The SEC alleged that Paulson & Co., one of the world’s biggest hedge funds, paid Goldman $15 million in April 2007 to structure a so-called collateralized debt obligation, or CDO, that Paulson could then bet against via the use of credit default swaps.

The agency said that Goldman had ‘failed to disclose to investors vital information about the CDO . . . particularly the role that hedge fund Paulson & Co. played in the portfolio selection process and the fact that Paulson had taken a short position against the CDO.’

Paulson, led by former Bear Stearns banker John Paulson (no relation to former Goldman CEO and ex- Treasury Secretary Henry M. Paulson), was one of the biggest beneficiaries of the housing meltdown because the firm saw early on that the market was headed for collapse, and figured out ways to profit from that catastrophe.
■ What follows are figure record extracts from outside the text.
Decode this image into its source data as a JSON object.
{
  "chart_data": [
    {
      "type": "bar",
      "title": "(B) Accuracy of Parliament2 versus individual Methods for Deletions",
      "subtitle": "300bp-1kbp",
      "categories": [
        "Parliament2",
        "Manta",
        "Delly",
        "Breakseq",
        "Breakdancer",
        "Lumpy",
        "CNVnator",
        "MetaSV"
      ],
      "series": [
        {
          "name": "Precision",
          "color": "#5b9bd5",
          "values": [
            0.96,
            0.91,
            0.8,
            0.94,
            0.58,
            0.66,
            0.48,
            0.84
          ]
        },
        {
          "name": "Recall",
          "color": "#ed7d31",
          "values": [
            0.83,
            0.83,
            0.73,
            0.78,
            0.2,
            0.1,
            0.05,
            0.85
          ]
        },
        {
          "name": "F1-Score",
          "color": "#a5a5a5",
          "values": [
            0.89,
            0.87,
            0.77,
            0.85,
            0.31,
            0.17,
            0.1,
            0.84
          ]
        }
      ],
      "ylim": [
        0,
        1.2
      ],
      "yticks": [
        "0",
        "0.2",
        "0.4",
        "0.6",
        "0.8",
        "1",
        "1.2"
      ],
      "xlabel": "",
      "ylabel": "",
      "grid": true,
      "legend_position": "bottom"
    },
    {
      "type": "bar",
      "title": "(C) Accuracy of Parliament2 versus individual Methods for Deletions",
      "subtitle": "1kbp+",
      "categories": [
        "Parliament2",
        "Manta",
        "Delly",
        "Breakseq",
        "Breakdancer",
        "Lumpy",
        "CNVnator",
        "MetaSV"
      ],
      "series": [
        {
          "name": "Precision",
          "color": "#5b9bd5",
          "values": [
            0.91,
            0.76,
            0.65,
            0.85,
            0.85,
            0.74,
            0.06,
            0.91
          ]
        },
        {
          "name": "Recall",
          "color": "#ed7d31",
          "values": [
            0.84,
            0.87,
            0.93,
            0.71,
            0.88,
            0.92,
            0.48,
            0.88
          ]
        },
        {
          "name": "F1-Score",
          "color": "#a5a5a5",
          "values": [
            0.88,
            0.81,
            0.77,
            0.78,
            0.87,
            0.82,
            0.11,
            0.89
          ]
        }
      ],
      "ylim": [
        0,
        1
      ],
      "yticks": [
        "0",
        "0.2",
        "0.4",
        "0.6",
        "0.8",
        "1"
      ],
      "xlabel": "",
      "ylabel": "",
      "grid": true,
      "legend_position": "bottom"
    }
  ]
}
“This settlement is a stark lesson to Wall Street firms that no product is too complex, and no investor too sophisticated, to avoid a heavy price if a firm violates the fundamental principles of honest treatment and fair dealing,” said Robert Khuzami, head of the SEC’s enforcement division.

Rumors of a Goldman deal with the SEC had grown louder in recent days.

Of the $550 million the firm will pay, $250 million will go to harmed investors and $300 million will go to the Treasury. The settlement must be approved by a federal judge.

For Goldman, the penalty is a fraction of its annual earnings. The firm posted a profit of $13.4 billion in 2009.

The SEC said the settlement did not cover Fabrice Tourre, the 31-year-old Goldman banker who assembled the securities sale and the only individual who was charged in the case. The suit against Tourre continues, the agency said.